Judge of the Appellate Division
- In office 1937–1942

Judge of the Cape Provincial Division of the Supreme Court of South Africa
- In office 1922–1937

Personal details
- Born: 12 October 1880 Graaff-Reinet, Cape Colony (now Eastern Cape, South Africa)
- Died: 18 January 1958 (aged 77) Hermanus, Cape Province, Union of South Africa
- Children: Jack Watermeyer
- Alma mater: University of Cambridge
- Occupation: Lawyer and judge
- Profession: Barrister

= Ernest Frederick Watermeyer =

Ernest Frederick Watermeyer (12 October 1880 – 18 January 1958) was the Chief Justice of South Africa from 1943 to 1950.

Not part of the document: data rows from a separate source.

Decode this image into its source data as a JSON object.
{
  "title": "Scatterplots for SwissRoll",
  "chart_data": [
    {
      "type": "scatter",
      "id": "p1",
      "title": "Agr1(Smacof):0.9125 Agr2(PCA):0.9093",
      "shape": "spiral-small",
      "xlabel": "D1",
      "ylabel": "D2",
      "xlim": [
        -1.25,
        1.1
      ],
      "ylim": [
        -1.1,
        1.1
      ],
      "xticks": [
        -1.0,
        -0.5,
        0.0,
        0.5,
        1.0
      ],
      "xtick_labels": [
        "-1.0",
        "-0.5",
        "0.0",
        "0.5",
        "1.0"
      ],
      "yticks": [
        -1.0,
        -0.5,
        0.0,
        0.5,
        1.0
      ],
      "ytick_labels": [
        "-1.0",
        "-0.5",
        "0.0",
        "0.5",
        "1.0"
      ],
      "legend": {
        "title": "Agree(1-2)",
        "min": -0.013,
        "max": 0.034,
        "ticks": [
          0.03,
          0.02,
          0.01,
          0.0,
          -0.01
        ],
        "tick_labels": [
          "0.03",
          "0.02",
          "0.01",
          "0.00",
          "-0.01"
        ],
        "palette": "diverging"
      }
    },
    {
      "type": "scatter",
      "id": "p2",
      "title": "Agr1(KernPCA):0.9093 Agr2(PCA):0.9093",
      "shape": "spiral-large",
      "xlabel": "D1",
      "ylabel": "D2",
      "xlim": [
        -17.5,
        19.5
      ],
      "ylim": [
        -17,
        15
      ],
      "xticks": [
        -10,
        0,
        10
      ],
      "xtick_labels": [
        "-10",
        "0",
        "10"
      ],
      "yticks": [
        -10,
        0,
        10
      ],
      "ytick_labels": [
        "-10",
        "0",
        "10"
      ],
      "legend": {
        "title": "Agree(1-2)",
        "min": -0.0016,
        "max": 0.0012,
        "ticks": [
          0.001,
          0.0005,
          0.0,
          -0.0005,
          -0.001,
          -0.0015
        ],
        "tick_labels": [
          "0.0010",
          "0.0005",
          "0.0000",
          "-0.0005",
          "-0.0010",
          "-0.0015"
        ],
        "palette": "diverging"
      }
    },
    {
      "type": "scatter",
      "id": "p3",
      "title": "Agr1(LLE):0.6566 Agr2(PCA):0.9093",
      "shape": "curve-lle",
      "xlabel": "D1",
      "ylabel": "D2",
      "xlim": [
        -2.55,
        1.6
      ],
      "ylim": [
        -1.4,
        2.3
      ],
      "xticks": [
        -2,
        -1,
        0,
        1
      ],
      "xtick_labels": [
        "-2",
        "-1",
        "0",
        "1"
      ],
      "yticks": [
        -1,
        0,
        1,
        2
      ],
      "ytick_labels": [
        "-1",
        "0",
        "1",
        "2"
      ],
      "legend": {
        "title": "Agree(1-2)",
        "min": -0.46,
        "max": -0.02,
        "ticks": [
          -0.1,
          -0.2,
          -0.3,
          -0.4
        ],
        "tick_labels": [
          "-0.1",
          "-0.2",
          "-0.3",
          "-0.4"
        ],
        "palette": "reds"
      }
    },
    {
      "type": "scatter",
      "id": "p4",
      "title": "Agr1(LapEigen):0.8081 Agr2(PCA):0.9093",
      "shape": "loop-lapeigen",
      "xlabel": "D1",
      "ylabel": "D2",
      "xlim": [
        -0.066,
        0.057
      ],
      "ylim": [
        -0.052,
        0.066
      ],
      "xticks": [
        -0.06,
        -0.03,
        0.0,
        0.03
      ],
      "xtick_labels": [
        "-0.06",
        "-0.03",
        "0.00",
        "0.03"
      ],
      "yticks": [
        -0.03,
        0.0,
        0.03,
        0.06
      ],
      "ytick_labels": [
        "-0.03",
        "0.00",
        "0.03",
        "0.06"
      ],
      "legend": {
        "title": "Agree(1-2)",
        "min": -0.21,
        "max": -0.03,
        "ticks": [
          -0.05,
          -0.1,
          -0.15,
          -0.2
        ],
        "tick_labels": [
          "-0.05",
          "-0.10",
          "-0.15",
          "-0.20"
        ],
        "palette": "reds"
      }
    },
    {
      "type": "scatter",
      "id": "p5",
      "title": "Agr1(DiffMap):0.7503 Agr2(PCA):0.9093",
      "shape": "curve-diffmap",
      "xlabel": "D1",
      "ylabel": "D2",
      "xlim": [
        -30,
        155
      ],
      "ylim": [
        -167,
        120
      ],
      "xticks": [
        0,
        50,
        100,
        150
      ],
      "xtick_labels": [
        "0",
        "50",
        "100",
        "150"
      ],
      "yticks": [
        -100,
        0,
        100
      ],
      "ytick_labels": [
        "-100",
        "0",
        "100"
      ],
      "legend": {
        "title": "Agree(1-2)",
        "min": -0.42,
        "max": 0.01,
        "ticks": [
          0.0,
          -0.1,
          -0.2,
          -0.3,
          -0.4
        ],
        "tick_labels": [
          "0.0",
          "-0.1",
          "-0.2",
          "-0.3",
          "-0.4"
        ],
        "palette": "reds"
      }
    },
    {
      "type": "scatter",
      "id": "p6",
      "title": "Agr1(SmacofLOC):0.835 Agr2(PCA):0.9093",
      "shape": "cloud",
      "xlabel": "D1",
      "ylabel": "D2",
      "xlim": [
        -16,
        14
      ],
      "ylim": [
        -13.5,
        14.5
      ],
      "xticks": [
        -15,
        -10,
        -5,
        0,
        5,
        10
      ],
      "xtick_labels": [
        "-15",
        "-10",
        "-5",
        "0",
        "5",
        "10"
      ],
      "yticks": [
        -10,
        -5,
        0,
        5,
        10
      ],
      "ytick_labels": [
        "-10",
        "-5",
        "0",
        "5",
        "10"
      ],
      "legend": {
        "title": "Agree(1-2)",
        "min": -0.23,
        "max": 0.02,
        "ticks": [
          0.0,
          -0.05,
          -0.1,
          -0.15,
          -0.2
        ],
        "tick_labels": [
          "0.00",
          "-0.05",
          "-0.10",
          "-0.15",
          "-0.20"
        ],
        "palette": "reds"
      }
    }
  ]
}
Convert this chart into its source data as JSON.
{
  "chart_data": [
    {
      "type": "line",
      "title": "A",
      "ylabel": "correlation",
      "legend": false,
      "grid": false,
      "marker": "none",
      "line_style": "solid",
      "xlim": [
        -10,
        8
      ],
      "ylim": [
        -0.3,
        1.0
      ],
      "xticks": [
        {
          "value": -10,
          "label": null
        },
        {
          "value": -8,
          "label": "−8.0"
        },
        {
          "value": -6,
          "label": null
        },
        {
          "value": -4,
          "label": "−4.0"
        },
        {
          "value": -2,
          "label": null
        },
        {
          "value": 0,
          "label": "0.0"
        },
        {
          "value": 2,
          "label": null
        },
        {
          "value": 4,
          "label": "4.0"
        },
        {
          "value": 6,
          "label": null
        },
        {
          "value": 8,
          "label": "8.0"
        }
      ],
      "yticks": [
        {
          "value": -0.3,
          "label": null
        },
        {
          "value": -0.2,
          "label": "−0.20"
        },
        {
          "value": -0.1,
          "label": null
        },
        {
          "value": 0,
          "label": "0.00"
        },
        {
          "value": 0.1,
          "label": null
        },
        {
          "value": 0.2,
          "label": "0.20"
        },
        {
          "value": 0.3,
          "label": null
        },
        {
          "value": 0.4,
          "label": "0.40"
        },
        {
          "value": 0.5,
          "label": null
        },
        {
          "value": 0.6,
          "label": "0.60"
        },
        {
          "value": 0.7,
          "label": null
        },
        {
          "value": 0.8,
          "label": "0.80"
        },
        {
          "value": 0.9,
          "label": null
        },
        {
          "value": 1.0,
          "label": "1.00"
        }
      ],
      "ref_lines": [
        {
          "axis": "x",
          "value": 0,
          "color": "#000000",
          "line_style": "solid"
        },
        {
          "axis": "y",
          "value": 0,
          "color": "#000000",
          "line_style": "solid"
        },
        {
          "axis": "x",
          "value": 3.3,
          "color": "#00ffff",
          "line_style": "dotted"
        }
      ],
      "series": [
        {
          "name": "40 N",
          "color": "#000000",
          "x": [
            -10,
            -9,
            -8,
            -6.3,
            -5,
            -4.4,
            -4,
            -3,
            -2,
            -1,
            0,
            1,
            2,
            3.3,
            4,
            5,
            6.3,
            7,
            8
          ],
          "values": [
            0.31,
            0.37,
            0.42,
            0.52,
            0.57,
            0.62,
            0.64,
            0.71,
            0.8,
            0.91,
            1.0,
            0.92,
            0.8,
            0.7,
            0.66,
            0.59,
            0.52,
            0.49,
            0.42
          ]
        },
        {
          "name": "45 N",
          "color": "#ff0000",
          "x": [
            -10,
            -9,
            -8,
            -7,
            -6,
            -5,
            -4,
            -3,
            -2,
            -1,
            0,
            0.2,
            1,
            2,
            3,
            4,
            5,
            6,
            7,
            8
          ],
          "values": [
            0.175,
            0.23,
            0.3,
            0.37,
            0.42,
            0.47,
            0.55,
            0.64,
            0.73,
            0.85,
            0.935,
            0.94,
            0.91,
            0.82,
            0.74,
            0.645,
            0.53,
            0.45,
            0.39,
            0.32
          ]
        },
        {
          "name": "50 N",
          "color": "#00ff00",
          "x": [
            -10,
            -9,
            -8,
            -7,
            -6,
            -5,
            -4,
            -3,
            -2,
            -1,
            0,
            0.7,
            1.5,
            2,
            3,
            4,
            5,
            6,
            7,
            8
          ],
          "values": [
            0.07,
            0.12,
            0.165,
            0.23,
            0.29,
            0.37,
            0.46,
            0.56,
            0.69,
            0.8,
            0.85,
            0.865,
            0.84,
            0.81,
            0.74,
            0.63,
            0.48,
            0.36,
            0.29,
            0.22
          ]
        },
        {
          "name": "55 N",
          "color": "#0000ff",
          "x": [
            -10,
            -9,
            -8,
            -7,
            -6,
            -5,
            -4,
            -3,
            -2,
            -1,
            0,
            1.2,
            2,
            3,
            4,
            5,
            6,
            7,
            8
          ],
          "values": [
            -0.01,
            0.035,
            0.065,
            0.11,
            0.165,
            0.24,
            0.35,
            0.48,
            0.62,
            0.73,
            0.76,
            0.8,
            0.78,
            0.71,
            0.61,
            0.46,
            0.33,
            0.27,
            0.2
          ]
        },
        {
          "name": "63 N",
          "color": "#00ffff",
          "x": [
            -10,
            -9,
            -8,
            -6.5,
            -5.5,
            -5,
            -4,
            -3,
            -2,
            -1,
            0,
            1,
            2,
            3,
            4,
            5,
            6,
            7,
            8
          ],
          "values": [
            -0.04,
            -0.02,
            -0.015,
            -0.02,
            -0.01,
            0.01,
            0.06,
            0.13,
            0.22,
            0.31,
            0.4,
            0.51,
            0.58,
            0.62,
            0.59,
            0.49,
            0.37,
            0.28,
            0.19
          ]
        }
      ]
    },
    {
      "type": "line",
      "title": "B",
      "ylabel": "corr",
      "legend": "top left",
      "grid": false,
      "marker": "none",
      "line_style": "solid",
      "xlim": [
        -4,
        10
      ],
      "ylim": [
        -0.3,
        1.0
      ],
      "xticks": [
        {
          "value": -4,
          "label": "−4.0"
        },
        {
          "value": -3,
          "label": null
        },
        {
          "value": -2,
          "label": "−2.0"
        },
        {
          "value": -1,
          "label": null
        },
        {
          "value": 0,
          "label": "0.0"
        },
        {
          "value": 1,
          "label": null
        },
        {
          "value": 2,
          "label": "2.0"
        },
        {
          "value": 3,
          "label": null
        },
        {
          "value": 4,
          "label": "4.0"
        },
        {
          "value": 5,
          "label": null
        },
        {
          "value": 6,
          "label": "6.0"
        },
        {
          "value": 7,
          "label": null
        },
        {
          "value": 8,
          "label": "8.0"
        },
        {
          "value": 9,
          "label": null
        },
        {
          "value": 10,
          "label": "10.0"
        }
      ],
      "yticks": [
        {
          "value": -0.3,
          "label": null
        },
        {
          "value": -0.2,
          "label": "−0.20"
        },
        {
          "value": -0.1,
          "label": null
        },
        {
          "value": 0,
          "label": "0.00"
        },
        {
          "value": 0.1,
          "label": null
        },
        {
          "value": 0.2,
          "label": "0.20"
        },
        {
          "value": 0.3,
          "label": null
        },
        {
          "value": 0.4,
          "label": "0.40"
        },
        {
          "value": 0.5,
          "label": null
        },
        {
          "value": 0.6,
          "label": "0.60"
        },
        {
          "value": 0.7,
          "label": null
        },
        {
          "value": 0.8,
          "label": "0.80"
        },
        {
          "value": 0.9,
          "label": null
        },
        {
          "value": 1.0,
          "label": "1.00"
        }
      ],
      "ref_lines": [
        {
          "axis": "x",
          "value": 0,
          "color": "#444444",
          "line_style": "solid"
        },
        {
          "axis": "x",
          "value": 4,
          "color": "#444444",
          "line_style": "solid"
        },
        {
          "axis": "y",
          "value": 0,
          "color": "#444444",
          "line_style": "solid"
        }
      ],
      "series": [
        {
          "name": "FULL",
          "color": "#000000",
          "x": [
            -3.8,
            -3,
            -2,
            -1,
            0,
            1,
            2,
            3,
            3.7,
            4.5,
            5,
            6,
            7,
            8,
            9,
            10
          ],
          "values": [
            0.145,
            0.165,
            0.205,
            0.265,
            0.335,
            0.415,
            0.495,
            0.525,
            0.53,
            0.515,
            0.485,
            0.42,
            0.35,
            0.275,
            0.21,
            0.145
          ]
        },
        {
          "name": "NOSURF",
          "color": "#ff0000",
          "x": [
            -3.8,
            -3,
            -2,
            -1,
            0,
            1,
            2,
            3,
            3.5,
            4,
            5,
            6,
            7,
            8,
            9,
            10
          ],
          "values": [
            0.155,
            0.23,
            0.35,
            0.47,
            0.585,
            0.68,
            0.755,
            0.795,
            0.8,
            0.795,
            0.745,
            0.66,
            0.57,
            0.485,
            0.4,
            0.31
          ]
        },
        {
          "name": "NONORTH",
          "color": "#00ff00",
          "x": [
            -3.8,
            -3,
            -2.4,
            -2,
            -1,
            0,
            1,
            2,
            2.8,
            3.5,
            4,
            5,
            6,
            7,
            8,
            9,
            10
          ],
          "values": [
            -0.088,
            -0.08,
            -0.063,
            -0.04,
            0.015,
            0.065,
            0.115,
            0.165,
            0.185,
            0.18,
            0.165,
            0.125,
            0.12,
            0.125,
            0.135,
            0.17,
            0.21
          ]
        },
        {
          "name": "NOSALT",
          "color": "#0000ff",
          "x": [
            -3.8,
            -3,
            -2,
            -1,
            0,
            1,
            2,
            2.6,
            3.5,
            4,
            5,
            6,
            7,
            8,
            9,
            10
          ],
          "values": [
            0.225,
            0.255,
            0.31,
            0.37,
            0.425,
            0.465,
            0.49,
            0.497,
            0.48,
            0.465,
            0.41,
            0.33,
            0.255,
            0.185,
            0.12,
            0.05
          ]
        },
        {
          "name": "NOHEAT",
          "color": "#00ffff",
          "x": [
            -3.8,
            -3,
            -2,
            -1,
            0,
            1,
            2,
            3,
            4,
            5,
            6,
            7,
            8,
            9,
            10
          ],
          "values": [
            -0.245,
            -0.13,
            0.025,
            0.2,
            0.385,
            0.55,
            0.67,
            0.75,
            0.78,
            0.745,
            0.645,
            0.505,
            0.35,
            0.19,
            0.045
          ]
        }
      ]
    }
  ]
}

Watermeyer was born in Graaff-Reinet in 1880. He was educated at Stellenbosch Gymnasium, Bath College and Gonville and Caius College, Cambridge, where he read mathematics, then Law.

He was called to the bar in England by the Inner Temple in 1904, and admitted to the Cape bar in 1905. He became a King's Counsel in 1921. From 1922 to 1937, he was a judge of the Cape Provincial Division of the Supreme Court of South Africa. In 1937, he was promoted to the Supreme Court's Appellate Division.

In 1943, he was appointed Chief Justice of South Africa and was sworn of the Privy Council the same year, the last Chief Justice of South Africa to be made a Privy Counsellor. He served as Officer Administering the Government of the Union of South Africa in 1950, and retired the same year.